Is your digital experience frictionless?
Exposing user experience issues to elevate your metrics.
Your site or app has been live for a year or two. In some ways, it still feels brand new. However, you’ve seen your conversions stagnate despite your best efforts to add features to improve the site. You just launched a new app last week. In the rush to release, you know some parts of your app missed some polish. You’re having difficulty articulating exactly what needs attention. Meanwhile, you’re receiving tepid app store reviews, like, “Lots of potential” and “A little rough around the edges.”

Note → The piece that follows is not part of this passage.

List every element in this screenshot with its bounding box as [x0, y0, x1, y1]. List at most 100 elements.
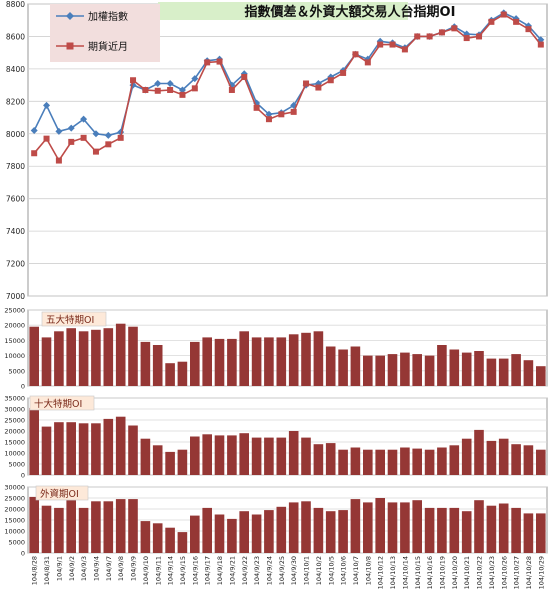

You need an outside perspective.
At Ethology, we encounter situations like yours every day. We’ve come up with a quick process to review your experience to uncover those areas of friction that your users are encountering. We call it a heuristic review.
What is a heuristic?
Heuristics are simply areas that an experienced reviewer may qualitatively score something against. A heuristic for gymnastics is how well the gymnast “stuck” the landing. Our UX heuristics are adapted from the 20-year-old essay by Jakob Nielsen, “10 Usability Heuristics for User Interface Design.” While Dr. Nielsen’s heuristics are still applicable today, we wanted to focus on issues we see more often with current interface design.
10 Ethology UX heuristics
Accessibility
Accessibility is specifically related to issues stemming from ADA section 508 (and WCAG 2.0). Can the application be navigated and appropriately interacted with using only a keyboard? Is the website screen reader friendly (for those with vision impairments)?
Aesthetics
When we review aesthetics from a UX perspective, we’re looking for designs devoid of extraneous elements, with good alignment and appropriate use of both imagery and type. We focus primarily on the design, as it affects the overall usability and appeal of the app or website. Does it look clean and professional?
Awareness
Specifically, awareness is referring to the app’s awareness of the customer. Does the application or site use the data available to it to help the user? For example, if it knows the user’s location, it should auto-fill location into the appropriate form fields for them.
Wayfinding
Users should be able to move around to different areas of the site easily. They should also know where they are in the site’s architecture at all times. We look for things like organized navigation menus and other wayfinding markers. Think of wayfinding like signposts at a theme park — park visitors can see where they are currently and can easily ascertain how to get where they want to go based on the signs.
Reactivity
Design elements should change appropriately when the user interacts with them. Furthermore, these changes should happen instantly and seamlessly. When the user hovers over something interactive, their cursor should change to a pointer finger and the element should change color or gain an underline. When a touch-device user taps on something interactive, the app or website should immediately respond to their interaction — even if that means displaying a “loading” indicator.
Legibility
Text should be readable, large enough and well-spaced. Good font choice also helps with legibility. The most common issues with legibility come up when text is placed within a “busy” background, or when it doesn’t contrast enough with its background. An easy way to check if text contrast meets WCAG 2.0 standards is to run the colors through this tool.
Affordance
When UX people talk about “affordance,” the conversation usually begins to revolve around door handle design. A door with good affordance shows the user how to open it and prevents the embarrassing error of pushing on a door that must be pulled, and vice versa. In digital experiences, affordance generally means that things that are interactive appear interactive in some way. It also means that interactive elements are large enough to interact with and may somehow give the user hints about how to interact with them.
Simplicity
Simple is the opposite of complex. Where a complex site is peppered with so much advertisement and cross-promotion that the user has difficulty making a purchase, a simple one helps the user find the best product and easily purchase it. A complex application requires a lot of work from the user to output something useful. It has redundant content and features, as well as complicated interactions. A simple one gracefully delivers useful output with minimal work from the user, while still exposing advanced features in the appropriate context.
Clarity
Users should always know what to expect. Buttons should be clearly identified with labels describing their function. For example, a button to subscribe to a mailing list should say “sign up” and not “go.” Form labels should tell the user what to enter into the field and what the right format is. Help text should appear at the right time to clearly communicate what the user needs to do.
Error Handling
An ideal application actively prevents the user from making errors. The application changes user input into the required format as the user enters it. When errors occur, we look for clear help text about how to resolve the issue, as well as markers showing where the error occurred. A robust application or website has fallbacks in place for when connectivity issues occur or when a piece of hardware fails to respond.
Where can I use this?
We look at all kinds of digital experiences to make them frictionless. Everything from email templates to e-commerce platforms to mobile or desktop apps can have issues in these areas. Your new website or app might be good for now, but if you don’t resolve some of the friction in the experience, your users will eventually look elsewhere to get what they need.